My friend’s brother drank like a fish. For a stretch of years, however, he gave up alcohol. It was like watching a balloon gradually fill with air, my friend said. He seemed to grow whole again, almost bursting with life.
VI.
From inside, the man’s sons watch his cigarette smoke trickle up above the window, tear into the sky, and unravel into a cloud. One long sweep of it, like a gash or a vein or a cloud. Just a cloud. The man does not notice. Instead, his eyes are fixed on the horizon, where a small car is growing larger. Larger and larger it grows, until it is in front of him, the window dropping. “How far to the border?” a woman with blue eyes and blonde hair bleached clean of its hue inevitably asks, and the man sets down his shovel, turns his cigarette to ash beneath his toe, and points toward the sky, blank again.
A ripple breaks in the hang between them, when the woman waits a second too long to roll up her window. “Are you okay?” she might ask, her blue eyes wide, maybe wet, the skin above her forehead a shade of orange found only in cans, pinched. Instead of saying “What the fuck kind of question is that?” or “Are you okay?” or “There is a place behind my eyes I cannot go for fear I will not return, the same or at all,” the man makes a line in the air with the arm empty of the shovel, his hand limp at the end of the wrist, pointing down to the snow only he can see. The woman takes in the whole length of his forearm, long and flat as the land, her pupils growing smaller as they fall on the nail of his pinky finger, convalescing above the dirt, and she nods, raises the glass between them, and drives away.
VII.
My friend woke one morning in the bite of winter and found their house torn apart, the drawers emptied, walls bare, tools and valuables gone. When he walked outside to call the police about the robbery, he stumbled over his brother’s silhouette, sprawled along their porch with several backpacks, full as balloons, lying next to him. Sobriety had stuck to his brother for a long time before it didn’t. My friend turned on his heel and went inside. An old knit blanket had fallen from the couch with the commotion, and light was just beginning to barge through the kitchen windows, frosted over. He splashed cold water from the kitchen sink on his face once, once again, then grabbed the crumpled blanket from the floor. Outside, his brother did not stir when he laid the quilt across his shoulders, spiked with goosebumps.

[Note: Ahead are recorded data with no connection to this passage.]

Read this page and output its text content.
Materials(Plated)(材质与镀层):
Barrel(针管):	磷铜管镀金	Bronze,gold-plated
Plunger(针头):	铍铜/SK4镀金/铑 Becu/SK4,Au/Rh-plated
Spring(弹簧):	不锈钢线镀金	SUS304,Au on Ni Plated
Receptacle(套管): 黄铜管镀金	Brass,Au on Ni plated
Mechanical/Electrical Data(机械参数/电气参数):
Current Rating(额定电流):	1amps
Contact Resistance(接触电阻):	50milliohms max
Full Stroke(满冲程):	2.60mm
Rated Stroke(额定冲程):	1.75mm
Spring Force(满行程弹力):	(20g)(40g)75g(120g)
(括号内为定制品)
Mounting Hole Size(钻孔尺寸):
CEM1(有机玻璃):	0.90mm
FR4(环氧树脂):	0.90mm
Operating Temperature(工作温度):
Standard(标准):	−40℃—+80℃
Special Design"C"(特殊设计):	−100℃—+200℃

My friend carried the bags back into their house and locked the doors.
VIII.
On a day like any other the man walks outside on each of the borders, picking up the shovel as he goes to rid the dirt of the snow that has accumulated in his mind through the night. When the man raises his head, the horizon is gone. The sky, freed from land, is no abyss. Nor is it a wound. A wound presumes a puncture, a tear, a break. There is nothing in the distance to puncture, nothing ripped away. Nor could it be compared to a hole, the man thinks, which necessitates a carving out, bounds or walls. No, an abyss fails to aptly describe the unending sprawl of sky before him, because he knows that no void can fall where nothing is missing and absence cannot be taken away. The man looks back at the trailer where his boys sleep. All the trailers. The past opening before him, he bends over slowly and sets down his shovel.
IX.
The man I once called a friend was patient. He could spend a whole evening alone, watching the clouds move. “It is just the wind,” I told him, “Just the wind. It comes and goes. Comes and goes again.”
X.
I catch him every time I close my eyes. Where did you go? I try to ask without moving my lips. Where did you go?